The federal statistical agency said producer prices of German industrial products fell 14.7 per cent in the year to September, dragged lower by falling wholesale energy prices.
Excluding energy, German producer prices rose 0.8 per cent from a year earlier. Producer prices are seen by economists as an indicator of future prices paid by shoppers, which are used to calculate consumer price inflation.
In a further sign of weakness in the German economy, exports of goods outside the EU declined 8.7 per cent in the year to September, with double-digit falls in shipments to both the US and China, Germany’s two main trading partners.
Germany’s economy has contracted or stagnated for the past nine months and the IMF this month predicted it would be the worst-performing major economy this year, with output contracting 0.5 per cent before returning to tepid growth of 0.9 per cent next year.
Oliver Rakau, an economist at consultants Oxford Economics, said falling exports were “another reason to expect a fairly hefty quarterly drop in German gross domestic product in the third quarter”, predicting output would decline 0.4 per cent from the previous quarter.
Other recent German economic data have also been weak, including August’s 0.2 per cent decline in industrial production from July and a 1.2 per cent decline in retail sales in the same period. Rakau said the recent “weakness” pointed to “another contraction” in fourth-quarter GDP.
Slowing economic activity is contributing to a cooling of price pressures, as shown by the 0.2 month-on-month decline in German producer prices.
Anna Titareva, an economist at Swiss bank UBS, forecast that German consumer price inflation would continue falling rapidly, dropping from 4.3 per cent in September to 3.3 per cent in October.
This would contribute to a similarly “big drop” in eurozone inflation from 4.3 per cent in September to 3 per cent in October, its lowest level since August 2021.
The German figures are due out on October 30, with the numbers for the single currency area coming the following day.
Expectations of further falls in inflation would help the European Central Bank keep interest rates unchanged when it meets next Thursday, she said.
The conflict between Israel and Hamas has raised fears of wider tensions in the Middle East and pushed up oil and gas prices in recent weeks, which economists worry could keep inflation stubbornly high.
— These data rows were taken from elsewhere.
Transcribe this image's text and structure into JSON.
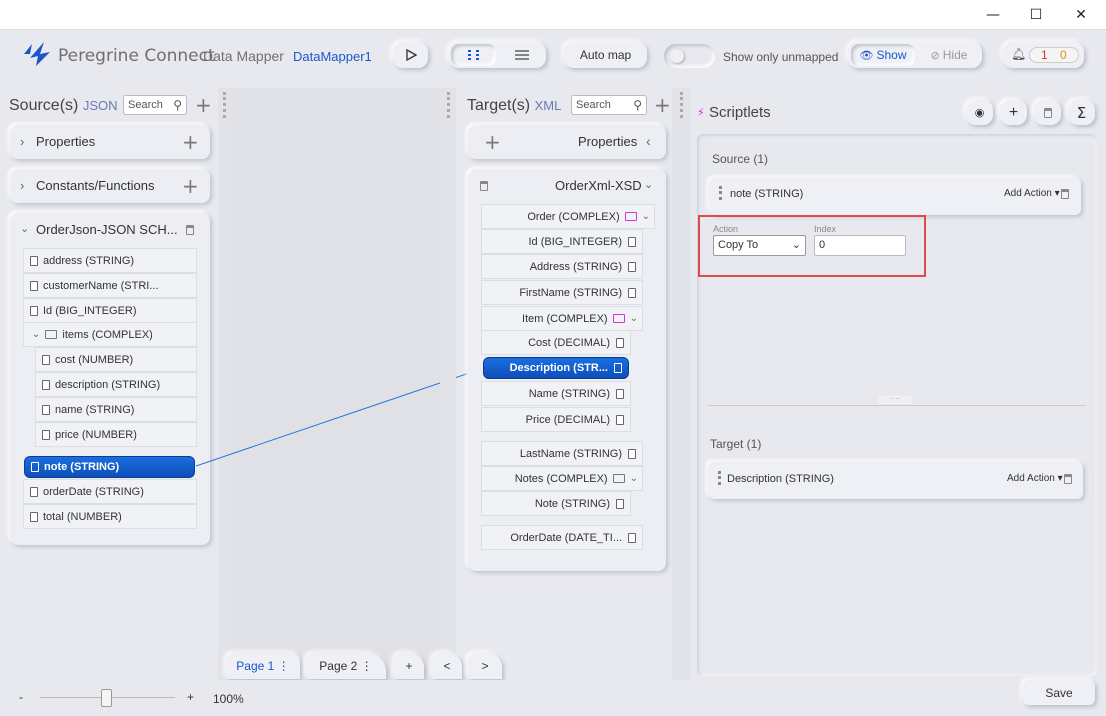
{
  "app": {
    "name": "Peregrine Connect",
    "module": "Data Mapper",
    "mapper_name": "DataMapper1"
  },
  "window_controls": {
    "minimize": "—",
    "maximize": "☐",
    "close": "✕"
  },
  "toolbar": {
    "auto_map_label": "Auto map",
    "show_only_unmapped_label": "Show only unmapped",
    "show_label": "Show",
    "hide_label": "Hide",
    "notif_red_count": "1",
    "notif_orange_count": "0"
  },
  "source": {
    "title": "Source(s)",
    "format": "JSON",
    "search_placeholder": "Search",
    "properties_label": "Properties",
    "constants_label": "Constants/Functions",
    "schema_label": "OrderJson-JSON SCH...",
    "items": [
      {
        "label": "address (STRING)"
      },
      {
        "label": "customerName (STRI..."
      },
      {
        "label": "Id (BIG_INTEGER)"
      },
      {
        "label": "items (COMPLEX)"
      },
      {
        "label": "cost (NUMBER)"
      },
      {
        "label": "description (STRING)"
      },
      {
        "label": "name (STRING)"
      },
      {
        "label": "price (NUMBER)"
      },
      {
        "label": "note (STRING)"
      },
      {
        "label": "orderDate (STRING)"
      },
      {
        "label": "total (NUMBER)"
      }
    ]
  },
  "target": {
    "title": "Target(s)",
    "format": "XML",
    "search_placeholder": "Search",
    "properties_label": "Properties",
    "schema_label": "OrderXml-XSD",
    "items": [
      {
        "label": "Order (COMPLEX)"
      },
      {
        "label": "Id (BIG_INTEGER)"
      },
      {
        "label": "Address (STRING)"
      },
      {
        "label": "FirstName (STRING)"
      },
      {
        "label": "Item (COMPLEX)"
      },
      {
        "label": "Cost (DECIMAL)"
      },
      {
        "label": "Description (STR..."
      },
      {
        "label": "Name (STRING)"
      },
      {
        "label": "Price (DECIMAL)"
      },
      {
        "label": "LastName (STRING)"
      },
      {
        "label": "Notes (COMPLEX)"
      },
      {
        "label": "Note (STRING)"
      },
      {
        "label": "OrderDate (DATE_TI..."
      }
    ]
  },
  "scriptlets": {
    "title": "Scriptlets",
    "source_header": "Source (1)",
    "source_field": "note (STRING)",
    "add_action_label": "Add Action",
    "action_label": "Action",
    "action_value": "Copy To",
    "index_label": "Index",
    "index_value": "0",
    "target_header": "Target (1)",
    "target_field": "Description (STRING)"
  },
  "pages": {
    "page1": "Page 1",
    "page2": "Page 2",
    "add": "+",
    "prev": "<",
    "next": ">"
  },
  "footer": {
    "zoom_minus": "-",
    "zoom_plus": "+",
    "zoom_value": "100%",
    "save_label": "Save"
  }
}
Carsten Brzeski, an economist at Dutch bank ING, said “the disinflationary process could still gain momentum in the coming months, but looks to be shortlived” as higher oil prices meant “headline inflation would rebound in the first half of 2024”.
However, Rakau said the latest German figures highlighted “important downside risks to next year’s inflation outlook as goods deflation feeds through to consumers”.
German energy producer prices dropped 35.3 per cent in the year to September. Prices of intermediate goods, such as metals, wood and fertiliser, also fell 4.2 per cent year on year.
But German food producer prices rose 5.5 per cent and durable consumer goods prices rose 4.2 per cent. and the prices of many construction raw materials surged, such as a 23 per cent rise in cement prices.